By IANS,
Islamabad : Former Pakistani president Pervez Musharraf, who is currently in London and faces possible arrest if he returns home, has summoned his key aides for a meeting in Dubai to discuss his future plans.
Musharraf “is likely to reach Dubai from London within the next few days where he has summoned his close aides for consultation regarding his political ambitions”, The News said Tuesday, quoting sources close to the former president.
The former president, who is in London on an extended lecture tour, faces sedition charges back home for tampering with the constitution and arresting the Supreme Court judges after imposing an emergency Nov 3, 2007. A criminal case was registered against him earlier this month, but it is a moot point whether he will actually be brought to trial.
According to the sources, Musharraf held a meeting in London with a group of nazims (Pakistani town coordinators) “and discussed with them his future political ambitions as his two year ban on political activities will expire in November this year”, The News said.
The sources said Humayun Akhtar Khan, the secretary general of the Pakistan Muslim League-Quaid (PML-Q) also met Musharraf in London.
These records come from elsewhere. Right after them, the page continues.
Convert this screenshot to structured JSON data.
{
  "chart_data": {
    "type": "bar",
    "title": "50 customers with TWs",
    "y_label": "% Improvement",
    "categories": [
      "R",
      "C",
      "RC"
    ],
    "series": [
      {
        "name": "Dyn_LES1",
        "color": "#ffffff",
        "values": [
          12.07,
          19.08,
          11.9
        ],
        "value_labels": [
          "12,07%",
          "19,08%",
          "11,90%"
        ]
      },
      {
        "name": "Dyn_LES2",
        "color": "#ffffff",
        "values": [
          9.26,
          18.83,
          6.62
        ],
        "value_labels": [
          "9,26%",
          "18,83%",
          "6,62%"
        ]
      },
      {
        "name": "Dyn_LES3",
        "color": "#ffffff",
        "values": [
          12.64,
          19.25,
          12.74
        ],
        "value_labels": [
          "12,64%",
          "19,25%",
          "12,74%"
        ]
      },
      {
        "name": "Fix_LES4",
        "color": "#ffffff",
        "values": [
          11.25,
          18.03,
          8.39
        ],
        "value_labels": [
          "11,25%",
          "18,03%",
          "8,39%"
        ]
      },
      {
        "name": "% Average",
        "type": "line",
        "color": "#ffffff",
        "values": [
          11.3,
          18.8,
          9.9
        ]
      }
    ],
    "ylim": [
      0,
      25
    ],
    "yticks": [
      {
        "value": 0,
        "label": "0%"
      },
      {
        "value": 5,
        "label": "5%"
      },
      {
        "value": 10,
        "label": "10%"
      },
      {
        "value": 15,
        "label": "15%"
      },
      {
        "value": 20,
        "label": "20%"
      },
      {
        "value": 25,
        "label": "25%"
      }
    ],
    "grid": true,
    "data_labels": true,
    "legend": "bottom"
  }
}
However, aides close to Akhtar denied this, saying he was in London on a private visit with his family.
Musharraf had promoted the PML-Q just before the 2002 general elections by encouraging a split in the Pakistan Muslim League-Nawaz of Nawaz Sharif, whom he had deposed in a bloodless coup in October 1999. The PML-Q, also known as the King’s Party, had swept the polls but was voted out by the Pakistan Peoples Party (PPP)-PML-N combine in the 2008 general elections.
Analysts here pointed out that the fact that the nazims had met Musharraf shows this had the tacit approval of the Pakistani government.
This also reinforces the belief that Musharraf had stepped down last August under an elaborate deal brokered between the Pakistani government, the army, the US, Britain and Saudi Arabia.
The Pakistani government has been speaking in twin voices on prosecuting Musharraf.
“We should do what is doable,” Prime Minister Yousuf Raza Gilani had said in the National Assembly last week in response to a suggestion that parliament try Musharraf for tampering with the constitution.
In a front-paged story Aug 21, The News said Gilani “was actually alluding to those unwritten assurances provided to Musharraf from the ruling coalition, the military leadership and Pakistan’s trusted international friends in the week that followed his resignation from the office on Monday, August 18, last year”.
“The bottom line of this deal was to grant Pervez Musharraf a graceful departure from the presidency with guarantees that there would no impeachment or court proceedings against him in future,” a senior official with direct knowledge of what happened in the decisive week said.
But, on Monday, Attorney General Latif Khosa was quoted as saying that the ruling PPP will support the trial by parliament.
“The PPP has ideological differences with the PML-N but it would support a resolution bringing dictators and breakers of constitutions to book,” Khosa maintained.